Mr. Blum said brokers who sold bond funds also did not tell investors that the value of the funds would drop when interest rates go up, which is expected to happen later this year. Sharon Luker, a financial planner in the Plano, Texas, office of VSR Financial Services Inc. of Overland Park, Kan., believes that part of the problem comes from trying to use bonds for short-term investments. ”If you’re pricing your portfolio and charging the client on a percentage of the market value, it starts becoming important if that market value goes down if rates rise,” she said.
Ms. Luker said her philosophy is to hold bonds until maturity. ”If you hold until maturity, you don’t care what the price does,” she said. But, Ms. Luker added, ”I know I’m one of the oddballs in this.” Investors have also been confused by industry jargon.
”We’ve seen people buy bonds which were deemed high yield,” said Joseph Meyer, president of Meyer & Associates in Ormond Beach, Fla. Mr. Meyer is an arbitrator and mediator with NASD and the New York Stock Exchange. ”What they didn’t realize is another word for ‘high yield’ is ‘junk bonds,”’ he said. ”They’re misled as to the underlying quality of the portfolio that they’re buying.”
Many brokers today are not trained well to handle bonds, said Timothy O’Connor, a shareholder with law firm Ainsworth Sullivan Tracy Knauf Warner & Ruslander PC in Albany, N.Y. ”A lot of brokers are trying to be a hero, putting people in high-yield bonds,” he said. Twenty years ago, Mr. O’Connor added, brokers typically were trained to handle bonds as well as stocks.
”I’m seeing brokers with no experience in bonds thinking that they’re going to afford safety to people fleeing the volatility of the stock markets of 2000-2001, only to see further losses” in bonds, he said. Not only have many brokers not done due diligence before they sell bonds, Mr.

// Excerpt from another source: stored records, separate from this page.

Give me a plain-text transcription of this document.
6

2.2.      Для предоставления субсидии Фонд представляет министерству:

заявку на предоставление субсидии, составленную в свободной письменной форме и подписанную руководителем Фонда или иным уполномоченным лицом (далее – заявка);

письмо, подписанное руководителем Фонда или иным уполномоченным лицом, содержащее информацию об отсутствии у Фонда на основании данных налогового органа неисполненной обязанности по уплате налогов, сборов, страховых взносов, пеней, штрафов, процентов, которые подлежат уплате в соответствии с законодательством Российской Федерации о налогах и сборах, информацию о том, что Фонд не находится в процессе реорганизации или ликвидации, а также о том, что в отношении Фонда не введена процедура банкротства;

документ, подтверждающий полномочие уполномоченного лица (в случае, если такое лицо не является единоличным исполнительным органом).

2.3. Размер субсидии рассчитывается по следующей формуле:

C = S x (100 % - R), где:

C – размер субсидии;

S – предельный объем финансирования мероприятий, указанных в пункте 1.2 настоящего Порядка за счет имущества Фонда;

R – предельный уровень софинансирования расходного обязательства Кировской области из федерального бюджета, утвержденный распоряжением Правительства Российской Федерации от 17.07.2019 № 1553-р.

O’Connor said, but they also fail to track them after they make the sale.
He predicts that regulators will eventually focus on requiring more disclosure of bond markups and commissions, as they have done for mutual fund and stock transactions. ”Bonds are the last refuge of scoundrels in terms of hidden commissions and hidden markups,” Mr. O’Connor said. According to him, bonds are ”the last frontier.”